Langhaar wurde hinter seinem Rücken manchmal “arrogant” oder “eingebildet” genannt. Kurzhaar statt dessen “naiv” oder “eklig”. Öfter hörte er das auch direkt. Überhaupt war es einfacher, Kurzhaar zu sagen, was an ihm störte. Langhaar bekam so etwas seltener zu hören. Was Menschen an ihm störte, würden sie ihm nicht einfach so sagen.

Manchmal, wenn Kurzhaar auf die Strasse ging, guckten Menschen komisch. Kinder zeigten auf ihn, Eltern blickten verschämt nach unten. Langhaar passierte das nicht, er wurde dafür sogar manchmal angelächelt. Auch wenn er gerade grimmig dreinschaute.

All das irritierte die beiden sehr. Wenn Langhaar in den Spiegel sah, sah er dort nur Kurzhaar, mit langen Haaren.

Und wenn sie nicht gestorben sind, dann sind beide heute noch manchmal traurig, wie unterschiedlich ihr Leben ist, und wie wenig unterschiedlich sie sich dabei fühlen.

15 Antworten zu “Zwei Brüder”

  1. Jeena sagt:

    Interessant das Bild erschien nicht in meinem feedreader und bis zu 3/4 des textes dachte ich dass der eine schwarz und der andere weiß ist, am ende wurde es aber durch das „ekelig“ deutlich dass der eine dick und der andere dünn ist.

    • Beata sagt:

      Eineiige Zwillinge, der eine schwarz, der andere weiß? Now that’s something.

      Guter
      Artikel. Problematisch finde ich nur, dass er Wasser auf die Mühlen
      derer ist, die Überdurchschnittsgewicht als Konsequenz bewussten
      Verhaltens und weniger als Resultat einer genetischen Disposition
      betrachten.

      • map sagt:

        Verstehe ich jetzt nicht. Erklärst du’s mir?

        • Beata sagt:

          Na ja. Die Zwillingsforschung dient ja oft dazu zu bestimmen, ob Krankheiten oder körperliche bzw. psychische Merkmale erblich bedingt oder ihre Ursache in Umwelteinflüssen bzw. Sozialisationsprozessen haben.

          Ich bin der Meinung, dass ich etwas molliger bin, weil meine Mutter und meine Oma das auch waren und nicht, weil ich wie ein Mähdrescher fresse. Menschen anderer Meinung könnten jetzt auf deinen Beitrag verlinken und sagen:“Schau mal, gleiche Gene. Geht, wenn man will.“

          • map sagt:

            Ah. Danke.

            Verstehe die Kritik, aber ich glaube wer diese *metaphorischen* Zwillinge für eine derartige Argumentation benutzt, hat den Text missverstanden. (Ich habe keinen Zwillingsbruder. Das oben ist eine Fotomontage.)

          • Beata sagt:

            Upps, das hab‘ ich jetzt echt nicht gerafft (Damn you, Photoshop).
            Falls du der Schlanke bist und deinen dicken Bruder dazuerfunden hast statt umgekehrt, musst dir mir aber nachsehen, dass ich den Text nicht mehr so toll finde.

            Es gibt genug Geschichten und Schicksale echter Menschen zu erzählen, und die bewegen einen in diesem Zusammenhang (wie wohl bei jeglicher Art von Diskriminierung) doch wohl mehr als ein von einem „Normalen“ erfundenes.

            Dennoch danke für jeden, der sich dem Thema überhaupt kritisch nähert.

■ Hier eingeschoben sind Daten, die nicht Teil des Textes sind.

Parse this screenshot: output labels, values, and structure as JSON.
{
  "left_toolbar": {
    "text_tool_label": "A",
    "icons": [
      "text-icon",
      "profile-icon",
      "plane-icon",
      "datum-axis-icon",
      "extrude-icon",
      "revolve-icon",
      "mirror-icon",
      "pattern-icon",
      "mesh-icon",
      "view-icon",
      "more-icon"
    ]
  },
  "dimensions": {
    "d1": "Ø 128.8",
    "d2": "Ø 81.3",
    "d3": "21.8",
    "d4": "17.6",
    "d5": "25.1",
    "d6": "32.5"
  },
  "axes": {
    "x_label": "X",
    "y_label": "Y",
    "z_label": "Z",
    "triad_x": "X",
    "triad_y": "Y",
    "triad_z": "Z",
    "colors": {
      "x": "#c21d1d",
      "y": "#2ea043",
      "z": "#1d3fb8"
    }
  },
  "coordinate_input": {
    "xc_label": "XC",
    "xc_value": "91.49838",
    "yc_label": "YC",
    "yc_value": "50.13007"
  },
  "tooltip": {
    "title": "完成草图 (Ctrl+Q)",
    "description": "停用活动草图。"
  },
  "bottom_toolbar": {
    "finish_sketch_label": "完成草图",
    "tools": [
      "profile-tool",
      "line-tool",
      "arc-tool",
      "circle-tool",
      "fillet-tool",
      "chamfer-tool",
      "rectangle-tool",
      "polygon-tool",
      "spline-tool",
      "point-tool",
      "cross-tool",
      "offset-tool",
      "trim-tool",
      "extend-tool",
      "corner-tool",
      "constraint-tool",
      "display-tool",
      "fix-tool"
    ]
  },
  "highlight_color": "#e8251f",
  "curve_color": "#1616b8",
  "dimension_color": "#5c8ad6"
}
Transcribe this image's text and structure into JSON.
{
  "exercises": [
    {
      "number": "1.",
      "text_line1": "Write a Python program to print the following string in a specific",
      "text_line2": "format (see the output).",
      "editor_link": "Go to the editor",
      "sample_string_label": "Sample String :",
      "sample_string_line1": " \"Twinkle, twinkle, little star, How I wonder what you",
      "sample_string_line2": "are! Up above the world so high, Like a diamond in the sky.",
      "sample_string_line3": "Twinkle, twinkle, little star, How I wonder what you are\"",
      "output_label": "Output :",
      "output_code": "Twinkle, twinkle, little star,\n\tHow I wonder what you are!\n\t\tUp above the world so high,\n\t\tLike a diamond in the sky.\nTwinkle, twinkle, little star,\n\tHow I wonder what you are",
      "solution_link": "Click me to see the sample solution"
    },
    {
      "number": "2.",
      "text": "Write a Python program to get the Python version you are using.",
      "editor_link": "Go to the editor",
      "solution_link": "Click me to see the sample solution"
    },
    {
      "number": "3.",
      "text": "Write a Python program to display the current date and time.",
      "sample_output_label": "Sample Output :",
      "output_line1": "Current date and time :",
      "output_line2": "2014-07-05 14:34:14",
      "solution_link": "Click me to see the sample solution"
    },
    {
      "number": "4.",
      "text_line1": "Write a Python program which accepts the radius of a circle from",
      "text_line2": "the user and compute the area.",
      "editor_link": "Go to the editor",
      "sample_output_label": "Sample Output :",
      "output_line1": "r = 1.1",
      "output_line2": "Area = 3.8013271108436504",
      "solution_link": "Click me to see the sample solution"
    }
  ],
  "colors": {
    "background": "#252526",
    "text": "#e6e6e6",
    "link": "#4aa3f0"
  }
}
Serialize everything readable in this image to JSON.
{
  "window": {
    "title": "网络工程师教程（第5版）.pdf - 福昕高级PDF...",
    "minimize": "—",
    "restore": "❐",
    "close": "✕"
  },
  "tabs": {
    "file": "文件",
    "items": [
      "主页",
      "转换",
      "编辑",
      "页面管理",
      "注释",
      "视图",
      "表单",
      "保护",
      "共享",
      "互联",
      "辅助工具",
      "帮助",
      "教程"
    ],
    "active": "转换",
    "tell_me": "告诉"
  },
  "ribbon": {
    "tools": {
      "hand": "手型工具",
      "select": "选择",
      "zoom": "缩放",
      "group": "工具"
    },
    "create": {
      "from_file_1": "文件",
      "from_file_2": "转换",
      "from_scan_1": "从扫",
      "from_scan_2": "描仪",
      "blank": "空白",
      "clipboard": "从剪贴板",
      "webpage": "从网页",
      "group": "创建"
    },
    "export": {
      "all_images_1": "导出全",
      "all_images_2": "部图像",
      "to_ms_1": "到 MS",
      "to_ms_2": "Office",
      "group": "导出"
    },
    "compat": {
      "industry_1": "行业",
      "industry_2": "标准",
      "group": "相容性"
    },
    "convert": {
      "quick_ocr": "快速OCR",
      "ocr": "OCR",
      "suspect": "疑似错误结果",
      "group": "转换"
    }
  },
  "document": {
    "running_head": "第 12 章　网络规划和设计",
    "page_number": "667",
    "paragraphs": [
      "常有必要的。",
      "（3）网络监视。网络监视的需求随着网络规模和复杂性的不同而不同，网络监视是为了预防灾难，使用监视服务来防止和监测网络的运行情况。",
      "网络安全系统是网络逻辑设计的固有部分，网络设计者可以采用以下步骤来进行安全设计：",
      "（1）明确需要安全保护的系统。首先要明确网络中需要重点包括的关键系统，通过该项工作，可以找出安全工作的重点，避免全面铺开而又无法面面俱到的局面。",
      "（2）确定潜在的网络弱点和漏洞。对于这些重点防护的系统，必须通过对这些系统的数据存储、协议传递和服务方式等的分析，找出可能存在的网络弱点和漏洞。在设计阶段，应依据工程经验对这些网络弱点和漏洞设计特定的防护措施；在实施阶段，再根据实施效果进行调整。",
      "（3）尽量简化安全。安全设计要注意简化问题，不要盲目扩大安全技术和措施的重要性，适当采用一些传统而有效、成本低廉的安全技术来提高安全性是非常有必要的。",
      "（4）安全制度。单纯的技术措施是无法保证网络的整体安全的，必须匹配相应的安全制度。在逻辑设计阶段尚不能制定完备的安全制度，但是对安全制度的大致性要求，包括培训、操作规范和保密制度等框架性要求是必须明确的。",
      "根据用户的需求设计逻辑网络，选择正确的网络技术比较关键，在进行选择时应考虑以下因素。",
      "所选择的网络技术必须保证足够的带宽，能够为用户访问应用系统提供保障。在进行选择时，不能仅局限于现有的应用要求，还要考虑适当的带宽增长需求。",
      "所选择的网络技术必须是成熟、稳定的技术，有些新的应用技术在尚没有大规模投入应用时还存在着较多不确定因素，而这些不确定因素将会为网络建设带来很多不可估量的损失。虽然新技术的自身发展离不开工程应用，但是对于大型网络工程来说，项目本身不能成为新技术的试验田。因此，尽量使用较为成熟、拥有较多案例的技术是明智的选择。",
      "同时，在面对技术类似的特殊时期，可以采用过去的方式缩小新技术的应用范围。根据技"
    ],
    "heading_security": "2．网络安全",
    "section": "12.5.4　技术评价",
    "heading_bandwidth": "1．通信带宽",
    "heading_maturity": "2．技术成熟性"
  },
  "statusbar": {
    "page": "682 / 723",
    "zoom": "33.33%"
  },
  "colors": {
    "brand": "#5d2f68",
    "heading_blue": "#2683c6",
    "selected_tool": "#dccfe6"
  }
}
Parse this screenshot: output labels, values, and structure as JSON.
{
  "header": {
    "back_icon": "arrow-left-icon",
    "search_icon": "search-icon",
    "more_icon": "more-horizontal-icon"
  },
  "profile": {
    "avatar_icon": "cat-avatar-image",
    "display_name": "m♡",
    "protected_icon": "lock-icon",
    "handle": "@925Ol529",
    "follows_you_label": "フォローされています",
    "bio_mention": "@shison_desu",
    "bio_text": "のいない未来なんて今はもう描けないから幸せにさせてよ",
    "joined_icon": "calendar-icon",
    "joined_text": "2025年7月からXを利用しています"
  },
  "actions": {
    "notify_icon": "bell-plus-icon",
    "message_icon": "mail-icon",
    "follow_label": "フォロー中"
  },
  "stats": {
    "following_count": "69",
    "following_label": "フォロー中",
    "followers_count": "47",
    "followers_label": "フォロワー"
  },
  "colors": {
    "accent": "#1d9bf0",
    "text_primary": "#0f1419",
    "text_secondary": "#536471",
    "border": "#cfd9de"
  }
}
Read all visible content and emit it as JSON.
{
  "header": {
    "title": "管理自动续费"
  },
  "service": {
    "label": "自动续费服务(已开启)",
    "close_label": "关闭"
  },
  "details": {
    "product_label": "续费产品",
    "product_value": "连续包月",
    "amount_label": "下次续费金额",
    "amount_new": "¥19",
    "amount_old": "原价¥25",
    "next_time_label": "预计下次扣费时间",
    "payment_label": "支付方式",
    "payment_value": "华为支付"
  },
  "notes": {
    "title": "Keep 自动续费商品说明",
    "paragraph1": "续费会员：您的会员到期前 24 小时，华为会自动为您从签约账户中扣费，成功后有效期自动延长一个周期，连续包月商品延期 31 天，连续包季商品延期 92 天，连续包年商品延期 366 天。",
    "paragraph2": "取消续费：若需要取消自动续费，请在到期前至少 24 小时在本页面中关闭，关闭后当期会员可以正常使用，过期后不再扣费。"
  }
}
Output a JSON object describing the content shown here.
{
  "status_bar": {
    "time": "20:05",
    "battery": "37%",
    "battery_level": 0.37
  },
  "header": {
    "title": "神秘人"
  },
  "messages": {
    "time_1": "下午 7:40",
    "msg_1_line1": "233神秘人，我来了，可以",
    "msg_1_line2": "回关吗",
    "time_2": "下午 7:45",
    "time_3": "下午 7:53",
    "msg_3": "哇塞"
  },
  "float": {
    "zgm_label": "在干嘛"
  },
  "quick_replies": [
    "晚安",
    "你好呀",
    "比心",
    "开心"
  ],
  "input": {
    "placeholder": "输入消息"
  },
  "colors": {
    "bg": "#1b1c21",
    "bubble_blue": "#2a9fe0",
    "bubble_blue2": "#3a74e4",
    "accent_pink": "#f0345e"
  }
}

          • Auto_focus sagt:

            Das da oben sind zwei Fotos von map. Er hat alles im Text erlebt. Ein- und dieselbe Person.

          • map sagt:

            Auto_focus hat es ja bereits klargestellt, aber nur um weitere Verwirrung zu vermeiden: Beide oben abgebildete Personen bin ich. In „echt“. Die Photos sind nicht manipuliert, jenseits dessen, dass ich sie übereinander montiert habe. Nichts ist erfunden.

  2. tehmillhouse sagt:

    Es fällt mir schwer mir vorzustellen wie schwer es sein muss, die Dinge die ihr fast täglich in dieses Blog schreibt mit der Welt zu teilen. Danke für diesen Artikel.

  3. Eva sagt:

    toller text! <3

    ich finde diese märchenform total passend zum thema. (macht auch lust, mal ein paar moderne märchen zu schreiben)

    danke.

  4. ruhepuls sagt:

    <3

  5. Daniel sagt:

    Puh, krasser Text. In vielerlei Hinsicht. Vielen Dank!
    Ein Mensch mehr, der über sein Verhalten nachdenken wird, ist dir dankbar und auch beschämt.

  6. Faserpiratin sagt:

    Danke für den Text, interessante Idee für ein so ernstes Thema.

  7. SAND sagt:

    Danke für den tollen Text. Schöne Form, inspirierender Inhalt.